Pour aider les vaches, faites-vous entendre
CHRONIQUE – Les vaches sont attendrissantes. J’aime leur allure calme, leur regard, leur intelligence, leur pelage contrasté. Avant, j’aimais aussi beaucoup leur lait. Puis un jour, je suis tombée sur une vidéo dans laquelle une vache s’affole et résiste de toutes ses forces à la capture de son veau. Sa détresse était évidente et ses réflexes ressemblaient aux nôtres quand on cherche à protéger un enfant. Le blanc doux et immaculé dans mon bol de céréales dépendait donc de cette séparation forcée et traumatique d’une mère et son petit, inhérente à la production laitière actuelle.
C’est la pratique standard dans cette grosse industrie. À peine quelques heures après sa naissance, le veau est placé dans une stalle individuelle et le lait que produit sa mère est récolté pour nous, les consommateurs, tandis que le nouveau-né est nourri avec une préparation à base de lait en poudre.
Au Canada, il existe un Code de pratiques élaboré par le Conseil national pour les soins aux animaux d’élevage (CNSAE), mis à jour tous les dix ans. La version préliminaire est actuellement en révision et le public peut envoyer ses commentaires jusqu’au 27 janvier 2022. Ça veut dire que des gens comme vous et moi peuvent faire entendre leurs préoccupations et leurs exigences.
D’ailleurs, si ce n’était du travail d’organismes de protection des animaux qui incitent à y participer, ça passerait pratiquement dans le beurre. J’ai appris que la révision était ouverte aux commentaires grâce à la page Instagram de la SPCA de Montréal. J’ai alors échangé avec Me Sophie Gaillard, directrice de la défense des animaux et des affaires juridiques.
«En matière de bien-être animal, la loi au Québec exclut les animaux d’élevage des principales protections en vigueur, pourvu qu’ils soient traités conformément aux pratiques de l’industrie. Ces pratiques sont développées par le CNSAE, principalement composé de joueurs de l’industrie même. Des lois fédérales s’appliquent pour le transport et l’abattage, mais c’est l’industrie qui s’autoréglemente par rapport à ce qu’il se passe sur les fermes. C’est elle qui définit les pratiques acceptables et inacceptables, et c’est elle qui décide des sanctions, si sanction il y a.»
Au sein du comité de ce Code de pratiques, il n’y a d’ailleurs qu’une seule place, sur 19, réservée aux organismes de protection des animaux.
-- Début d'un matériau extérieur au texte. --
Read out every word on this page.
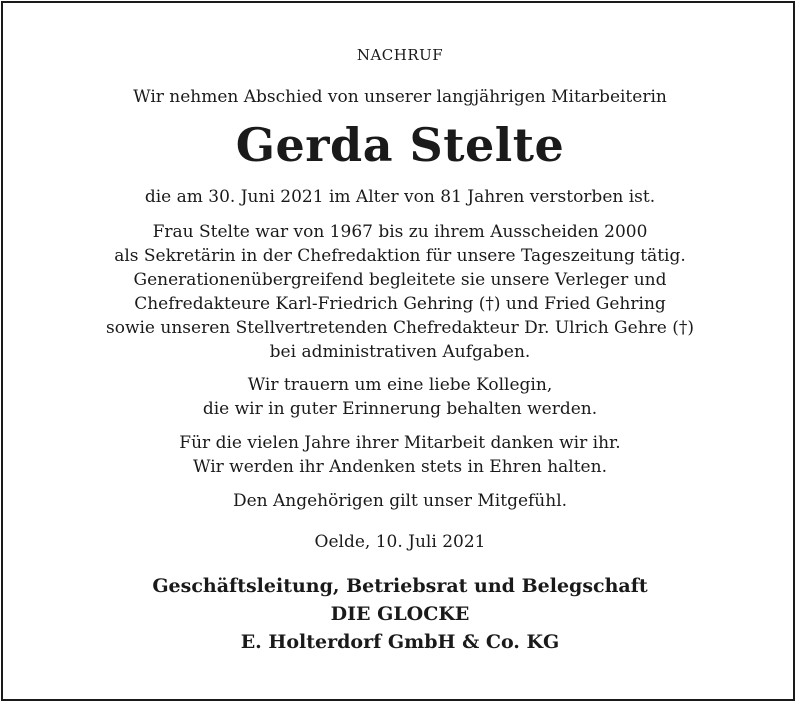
NACHRUF
Wir nehmen Abschied von unserer langjährigen Mitarbeiterin
Gerda Stelte
die am 30. Juni 2021 im Alter von 81 Jahren verstorben ist.
Frau Stelte war von 1967 bis zu ihrem Ausscheiden 2000
als Sekretärin in der Chefredaktion für unsere Tageszeitung tätig.
Generationenübergreifend begleitete sie unsere Verleger und
Chefredakteure Karl-Friedrich Gehring (†) und Fried Gehring
sowie unseren Stellvertretenden Chefredakteur Dr. Ulrich Gehre (†)
bei administrativen Aufgaben.
Wir trauern um eine liebe Kollegin,
die wir in guter Erinnerung behalten werden.
Für die vielen Jahre ihrer Mitarbeit danken wir ihr.
Wir werden ihr Andenken stets in Ehren halten.
Den Angehörigen gilt unser Mitgefühl.
Oelde, 10. Juli 2021
Geschäftsleitung, Betriebsrat und Belegschaft
DIE GLOCKE
E. Holterdorf GmbH & Co. KG
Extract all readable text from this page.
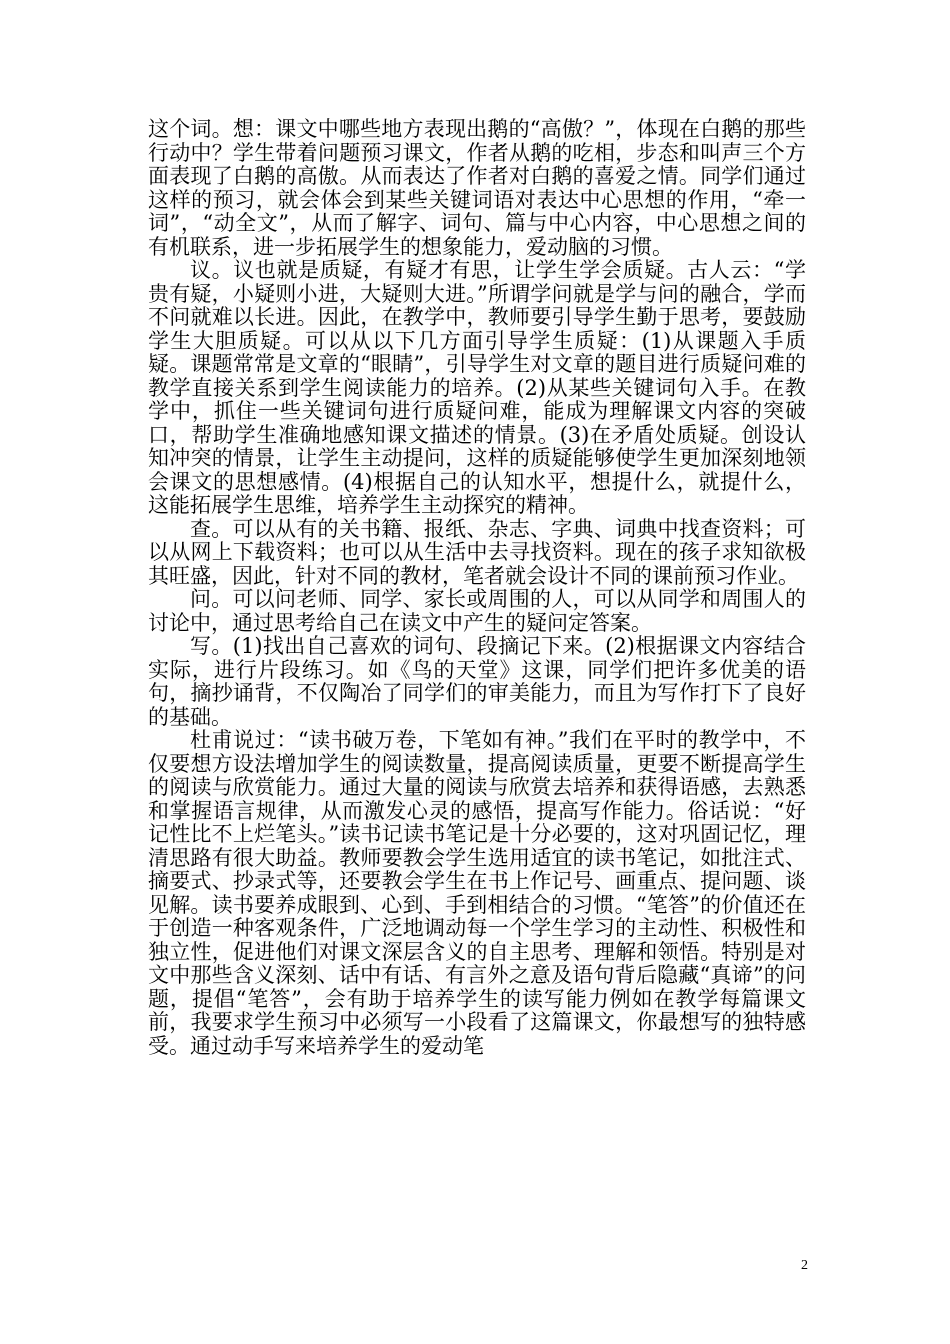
这个词。想：课文中哪些地方表现出鹅的“高傲？”，体现在白鹅的那些行动中？学生带着问题预习课文，作者从鹅的吃相，步态和叫声三个方面表现了白鹅的高傲。从而表达了作者对白鹅的喜爱之情。同学们通过这样的预习，就会体会到某些关键词语对表达中心思想的作用，“牵一词”，“动全文”，从而了解字、词句、篇与中心内容，中心思想之间的有机联系，进一步拓展学生的想象能力，爱动脑的习惯。

议。议也就是质疑，有疑才有思，让学生学会质疑。古人云：“学贵有疑，小疑则小进，大疑则大进。”所谓学问就是学与问的融合，学而不问就难以长进。因此，在教学中，教师要引导学生勤于思考，要鼓励学生大胆质疑。可以从以下几方面引导学生质疑：(1)从课题入手质疑。课题常常是文章的“眼睛”，引导学生对文章的题目进行质疑问难的教学直接关系到学生阅读能力的培养。(2)从某些关键词句入手。在教学中，抓住一些关键词句进行质疑问难，能成为理解课文内容的突破口，帮助学生准确地感知课文描述的情景。(3)在矛盾处质疑。创设认知冲突的情景，让学生主动提问，这样的质疑能够使学生更加深刻地领会课文的思想感情。(4)根据自己的认知水平，想提什么，就提什么，这能拓展学生思维，培养学生主动探究的精神。

查。可以从有的关书籍、报纸、杂志、字典、词典中找查资料；可以从网上下载资料；也可以从生活中去寻找资料。现在的孩子求知欲极其旺盛，因此，针对不同的教材，笔者就会设计不同的课前预习作业。

问。可以问老师、同学、家长或周围的人，可以从同学和周围人的讨论中，通过思考给自己在读文中产生的疑问定答案。

写。(1)找出自己喜欢的词句、段摘记下来。(2)根据课文内容结合实际，进行片段练习。如《鸟的天堂》这课，同学们把许多优美的语句，摘抄诵背，不仅陶冶了同学们的审美能力，而且为写作打下了良好的基础。

杜甫说过：“读书破万卷，下笔如有神。”我们在平时的教学中，不仅要想方设法增加学生的阅读数量，提高阅读质量，更要不断提高学生的阅读与欣赏能力。通过大量的阅读与欣赏去培养和获得语感，去熟悉和掌握语言规律，从而激发心灵的感悟，提高写作能力。俗话说：“好记性比不上烂笔头。”读书记读书笔记是十分必要的，这对巩固记忆，理清思路有很大助益。教师要教会学生选用适宜的读书笔记，如批注式、摘要式、抄录式等，还要教会学生在书上作记号、画重点、提问题、谈见解。读书要养成眼到、心到、手到相结合的习惯。“笔答”的价值还在于创造一种客观条件，广泛地调动每一个学生学习的主动性、积极性和独立性，促进他们对课文深层含义的自主思考、理解和领悟。特别是对文中那些含义深刻、话中有话、有言外之意及语句背后隐藏“真谛”的问题，提倡“笔答”，会有助于培养学生的读写能力例如在教学每篇课文前，我要求学生预习中必须写一小段看了这篇课文，你最想写的独特感受。通过动手写来培养学生的爱动笔

2
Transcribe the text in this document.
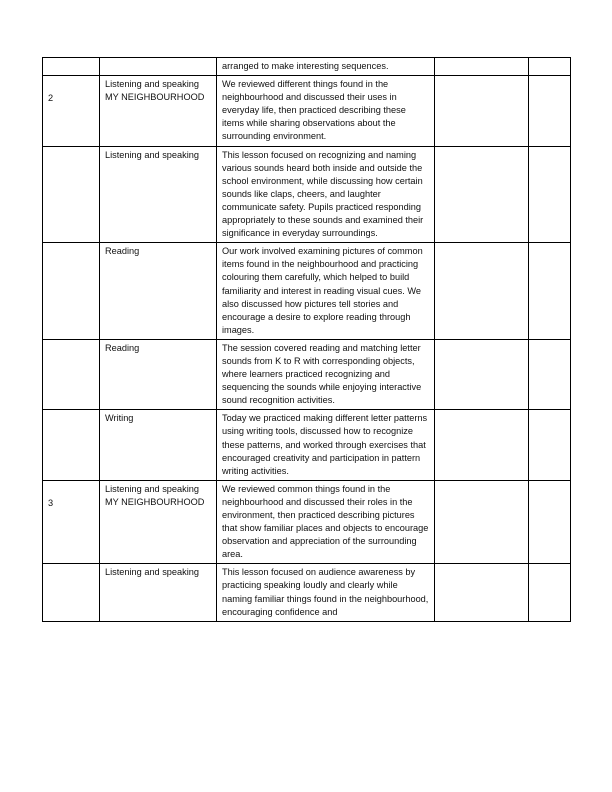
		arranged to make interesting sequences.		
2	Listening and speaking MY NEIGHBOURHOOD	We reviewed different things found in the neighbourhood and discussed their uses in everyday life, then practiced describing these items while sharing observations about the surrounding environment.		
	Listening and speaking	This lesson focused on recognizing and naming various sounds heard both inside and outside the school environment, while discussing how certain sounds like claps, cheers, and laughter communicate safety. Pupils practiced responding appropriately to these sounds and examined their significance in everyday surroundings.		
	Reading	Our work involved examining pictures of common items found in the neighbourhood and practicing colouring them carefully, which helped to build familiarity and interest in reading visual cues. We also discussed how pictures tell stories and encourage a desire to explore reading through images.		
	Reading	The session covered reading and matching letter sounds from K to R with corresponding objects, where learners practiced recognizing and sequencing the sounds while enjoying interactive sound recognition activities.		
	Writing	Today we practiced making different letter patterns using writing tools, discussed how to recognize these patterns, and worked through exercises that encouraged creativity and participation in pattern writing activities.		
3	Listening and speaking MY NEIGHBOURHOOD	We reviewed common things found in the neighbourhood and discussed their roles in the environment, then practiced describing pictures that show familiar places and objects to encourage observation and appreciation of the surrounding area.		
	Listening and speaking	This lesson focused on audience awareness by practicing speaking loudly and clearly while naming familiar things found in the neighbourhood, encouraging confidence and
Me Gaillard ajoute que «ce qui serait souhaitable est qu’une réglementation soit développée par le gouvernement et qu’il ait la charge de la mettre en application. Des promesses avaient été faites en 2015, quand la Loi sur le bien-être et la sécurité de l’animal a été adoptée. Le ministre de l’Agriculture du précédent gouvernement québécois prévoyait rendre au moins le Code de pratiques obligatoire, mais ce n’est toujours pas fait…» Terre-Neuve-et-Labrador ainsi que l’Île-du-Prince-Édouard sont allés de l’avant, c’est-à-dire que le Code en question a désormais force de loi. Ce serait totalement à notre portée au Québec.
Il est désormais admis qu’une large partie des Québécois·es se préoccupent des animaux et tiennent à ce qu’ils ne soient pas maltraités. Cette démarche de consultation publique du CNSAE, bien qu’elle s’avère très peu connue, et un tantinet laborieuse, donne l’occasion de montrer, une fois de plus, le souci de la population pour les animaux. C’est en fait la moindre des choses qu’on ait notre mot à dire.
D’un point de vue antispéciste, l’industrie laitière ne passe évidemment pas le test. Mais disons que pour des consommateurs de lait minimalement préoccupés par le bien-être des animaux, des améliorations devraient être exigées.
La SPCA a identifié, entre autres, l’importance pour les vaches d’avoir accès à l’extérieur et de ne plus être attachées en permanence, la mise en place de plans pour secourir les animaux en situation d’urgence, ou encore de ne plus séparer, dès la naissance, le veau et la mère, de même que de ne plus placer les veaux en isolation complète. «À l’échelle nationale, les organismes de protection des animaux s’entendent pour dire que ce sont des enjeux prioritaires et qu’ils sont critiques au niveau du bien-être», précise Me Gaillard.
En attendant que les vaches ne soient plus exploitées, qu’elles puissent se prélasser, socialiser et paître en paix dans les prairies, ça vaut la peine de chercher à améliorer, autant que possible, leurs conditions actuelles.